In the beginning there were only female humans, who were able to regulate their relationship with the Earth so efficiently that they were able to procreate without males. Incurious, these Clefts lounged around by the sea like walruses, never venturing from their little cove. And it was good, if a little uneventful.
But then, for no obvious reason, they began to give birth to Monsters, possessed of penises and all. Despite repeated attempts to kill them, these new beings with their "tincture of maleness" survived. The Monsters, or Squirts - for the characters, such as they are, are named and defined for the shape or action of their genitals - unwittingly introduce jealousy and grief and the "beginning of squirming, emotional discomfort". These new beings are adventurous and reckless. They run around and wrestle while the Clefts clean their huts, nag them and berate their carelessness. It's a bit like one of those television advertisements in which a woman, rolling her eyes, cleans up after her dopey hubby has whacked a cricket ball through the kitchen window or tracked dirt through the house.

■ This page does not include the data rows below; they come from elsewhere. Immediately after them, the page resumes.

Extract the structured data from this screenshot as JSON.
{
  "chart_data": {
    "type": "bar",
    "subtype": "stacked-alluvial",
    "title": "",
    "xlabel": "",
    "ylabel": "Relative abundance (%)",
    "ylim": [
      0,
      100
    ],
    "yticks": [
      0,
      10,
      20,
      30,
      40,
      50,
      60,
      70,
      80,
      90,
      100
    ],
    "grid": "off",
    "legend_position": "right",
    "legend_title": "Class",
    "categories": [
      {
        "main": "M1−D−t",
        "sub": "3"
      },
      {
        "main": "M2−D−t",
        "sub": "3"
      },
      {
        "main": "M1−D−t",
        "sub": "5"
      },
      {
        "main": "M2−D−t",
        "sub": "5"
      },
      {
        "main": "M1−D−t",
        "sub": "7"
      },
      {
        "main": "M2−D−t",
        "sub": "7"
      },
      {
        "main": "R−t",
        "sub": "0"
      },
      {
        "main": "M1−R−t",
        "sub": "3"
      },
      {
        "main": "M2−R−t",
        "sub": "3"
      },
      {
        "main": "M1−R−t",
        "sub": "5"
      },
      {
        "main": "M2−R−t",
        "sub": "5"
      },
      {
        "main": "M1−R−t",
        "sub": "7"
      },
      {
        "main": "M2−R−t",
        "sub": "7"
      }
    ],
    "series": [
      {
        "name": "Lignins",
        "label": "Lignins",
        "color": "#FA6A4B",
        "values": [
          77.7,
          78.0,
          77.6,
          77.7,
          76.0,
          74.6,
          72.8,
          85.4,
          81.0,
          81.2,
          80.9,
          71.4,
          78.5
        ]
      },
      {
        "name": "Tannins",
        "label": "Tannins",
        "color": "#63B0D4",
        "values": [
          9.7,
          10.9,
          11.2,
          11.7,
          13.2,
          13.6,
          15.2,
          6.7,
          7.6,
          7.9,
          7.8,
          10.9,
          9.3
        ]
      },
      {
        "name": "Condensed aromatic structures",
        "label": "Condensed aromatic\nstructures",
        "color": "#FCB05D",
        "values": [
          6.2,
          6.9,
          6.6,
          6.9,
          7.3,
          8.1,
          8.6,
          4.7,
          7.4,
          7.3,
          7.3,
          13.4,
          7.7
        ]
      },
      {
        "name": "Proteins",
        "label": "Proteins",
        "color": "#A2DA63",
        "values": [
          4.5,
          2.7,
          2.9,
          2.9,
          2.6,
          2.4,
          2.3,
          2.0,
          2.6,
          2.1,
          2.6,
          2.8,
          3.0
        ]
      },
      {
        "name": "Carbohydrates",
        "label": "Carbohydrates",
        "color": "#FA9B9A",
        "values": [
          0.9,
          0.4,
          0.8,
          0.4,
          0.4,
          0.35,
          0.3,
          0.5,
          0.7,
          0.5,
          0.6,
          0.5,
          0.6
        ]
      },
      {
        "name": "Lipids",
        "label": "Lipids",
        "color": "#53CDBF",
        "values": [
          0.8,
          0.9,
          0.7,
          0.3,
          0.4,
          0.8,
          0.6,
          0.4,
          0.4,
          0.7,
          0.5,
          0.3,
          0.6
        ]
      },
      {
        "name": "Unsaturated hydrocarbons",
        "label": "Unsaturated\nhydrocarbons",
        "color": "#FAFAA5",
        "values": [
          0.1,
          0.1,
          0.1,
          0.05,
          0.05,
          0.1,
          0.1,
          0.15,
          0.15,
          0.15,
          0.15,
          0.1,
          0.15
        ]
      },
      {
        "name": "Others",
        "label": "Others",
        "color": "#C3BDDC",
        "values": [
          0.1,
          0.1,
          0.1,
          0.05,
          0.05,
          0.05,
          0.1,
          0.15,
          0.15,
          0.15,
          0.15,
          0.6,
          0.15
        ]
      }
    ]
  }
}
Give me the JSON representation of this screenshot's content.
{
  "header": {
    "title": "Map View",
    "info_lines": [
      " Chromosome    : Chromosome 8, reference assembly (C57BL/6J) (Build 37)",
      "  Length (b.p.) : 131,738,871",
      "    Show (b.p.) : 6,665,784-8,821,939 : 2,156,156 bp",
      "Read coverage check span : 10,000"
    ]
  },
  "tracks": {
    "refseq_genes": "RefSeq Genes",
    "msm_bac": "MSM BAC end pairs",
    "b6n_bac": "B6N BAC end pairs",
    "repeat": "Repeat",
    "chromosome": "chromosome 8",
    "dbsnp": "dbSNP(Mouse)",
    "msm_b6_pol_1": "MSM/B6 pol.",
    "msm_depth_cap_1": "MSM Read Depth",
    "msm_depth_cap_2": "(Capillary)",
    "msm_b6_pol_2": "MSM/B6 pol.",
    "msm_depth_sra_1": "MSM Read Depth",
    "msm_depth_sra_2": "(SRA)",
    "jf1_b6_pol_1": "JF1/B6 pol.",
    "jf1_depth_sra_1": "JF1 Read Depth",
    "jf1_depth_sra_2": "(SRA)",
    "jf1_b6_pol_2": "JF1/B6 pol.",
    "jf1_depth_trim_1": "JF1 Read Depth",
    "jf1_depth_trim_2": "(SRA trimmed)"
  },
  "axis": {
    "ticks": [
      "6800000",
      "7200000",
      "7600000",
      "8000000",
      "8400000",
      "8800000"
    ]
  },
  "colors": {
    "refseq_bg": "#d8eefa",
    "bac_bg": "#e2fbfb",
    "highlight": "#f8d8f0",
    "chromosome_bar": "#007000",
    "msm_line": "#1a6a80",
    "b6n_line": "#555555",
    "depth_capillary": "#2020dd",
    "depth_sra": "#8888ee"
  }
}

Perhaps myths endure because of their brevity and lack of specificity - after all, who really cares what Icarus looks like? - but such a lack of detail is a large hurdle to overcome in a 260-page novel. Overall, the language of The Cleft is colourless, characters are almost non-existent and there is no internal engine of plot. What might have made a slight, if politically contentious, version of the emergence of what we understand to be gender ends up sagging under the weight of its own ambition.